I suppose anyone can game the system- but at least there will be a system to game.
I dissent from the idea of establishing RVU's. There are plenty of physicians (look at many PD's) who are excellent teachers, but with a very low publication rate.
It is very arbitrary to establish scores to the publications, as there are plenty of very mediocre peer reviewed articles published every day just for the sake of "academic productivity", but according to their system, being a peer reviewed article would get a high score (even journals with high impact publish poor quality stuff).
I believe that it should be accounted the time spent preparing lectures, the quality of the presentations, the amount of teaching given, as well as Neil said, the -unfortunate Likert scale assessments- given by residents, along with of course, number of publications and abstracts.
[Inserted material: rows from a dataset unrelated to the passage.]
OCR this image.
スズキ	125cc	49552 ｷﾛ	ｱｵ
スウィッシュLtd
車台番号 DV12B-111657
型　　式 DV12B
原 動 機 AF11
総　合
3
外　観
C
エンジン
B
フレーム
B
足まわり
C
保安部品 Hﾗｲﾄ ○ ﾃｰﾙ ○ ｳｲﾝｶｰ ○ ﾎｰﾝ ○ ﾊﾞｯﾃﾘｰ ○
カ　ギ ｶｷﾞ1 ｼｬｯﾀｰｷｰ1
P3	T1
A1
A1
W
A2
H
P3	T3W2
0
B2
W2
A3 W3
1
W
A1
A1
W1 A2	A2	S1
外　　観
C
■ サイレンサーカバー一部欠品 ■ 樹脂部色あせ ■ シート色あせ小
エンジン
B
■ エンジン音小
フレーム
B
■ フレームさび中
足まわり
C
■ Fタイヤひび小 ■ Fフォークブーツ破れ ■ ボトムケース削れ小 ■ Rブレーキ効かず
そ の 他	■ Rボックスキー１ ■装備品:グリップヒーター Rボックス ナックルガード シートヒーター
In fact, some staff may have abstracts that are actually presented by residents, but that may be the very first poster or abstract a resident has ever made, and that should be accounted given that it may be the factor that changes a resident academic profile and behavior.
Putting numbers in the academic productivity can be in fact cruel, cold, and as Neil said, physicians can use alternative ways of going through the loopholes...just by simply sending an indiscriminate amount of "letters to the editor" to NEJM, it can immediately increase and artificially make somebody appear as "published" when in fact their contribution to literature is actually valueless.
I believe that simply permitting the staff put in a real and clean way what they really did (such as in the APR's) is better and less threatening.